Mr. Jones has designed several models for ELAC. We have chosen the new ELAC Debut B5 Bookshelf Loudspeakers because we want to compare it to the AudioEngine A2+’s. These speakers are about equal in price. There are obvious similarities. In each case, the individual drivers in these speakers are made in-house. AudioEngine assembles their own speakers while the Debut B5’s are assembled in China. The mid/base drivers in both speakers are made of similar materials – a woven aramid-fiber for greater stiffness and lower distortion. The B5’sw are priced at $230 while the A2+’s are priced at $250. Both of these speakers offer outstanding clarity for the price.

The comparison breaks down when it comes to lower bass reproduction however. The A2+’s clearly need a subwoofer, particularly when placed on stands in a medium-sized room.
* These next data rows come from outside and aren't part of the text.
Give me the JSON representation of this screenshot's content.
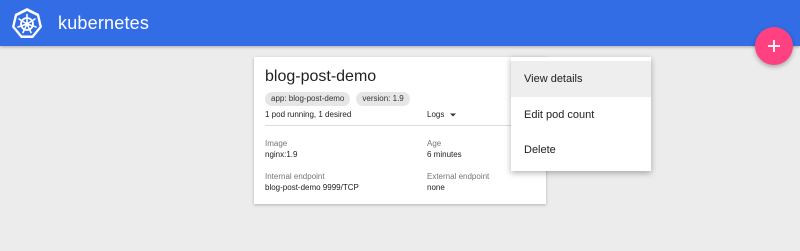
{
  "header": {
    "brand": "kubernetes",
    "logo_icon": "kubernetes-helm-icon",
    "bg_color": "#326de6"
  },
  "fab": {
    "icon": "plus-icon",
    "color": "#ff4081",
    "label": "+"
  },
  "card": {
    "title": "blog-post-demo",
    "labels": [
      "app: blog-post-demo",
      "version: 1.9"
    ],
    "status": "1 pod running, 1 desired",
    "logs_label": "Logs",
    "fields": {
      "image_label": "Image",
      "image_value": "nginx:1.9",
      "age_label": "Age",
      "age_value": "6 minutes",
      "internal_label": "Internal endpoint",
      "internal_value": "blog-post-demo 9999/TCP",
      "external_label": "External endpoint",
      "external_value": "none"
    }
  },
  "menu": {
    "items": [
      "View details",
      "Edit pod count",
      "Delete"
    ],
    "active_index": 0
  }
}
The Debut B5’s are better in the lower end. They have 5.25 inch woofers compared to the A2+’s 2.5 inch woofers. This also means that B5’s have greater power handling which could prove significant in playing louder in a medium-sized room.


Let us look at the prices again. The A2+’s cost a little more and really need a subwoofer. That will add at least a $100 to their overall cost. But the A2+’s have a built-in dual class AB monolithic power amp that is superbly matched to the speakers. In order for the Debut B5’s to play at their best they need to be mated with a very good power amp and not some generic receiver.

Which ones win? They both do. When it comes to stereo imaging the A2+’s are hard to beat. Their small-sized baffles have something to do with that. The B5’s are much larger speakers. They carry more weight in the low-end. Are they as nimble as the A2+’s? An extended period of listening will be necessary to complete any meaningful comparison. Perhaps you might want to share any experiences you have in auditioning these speakers. They are beauties and the price is right!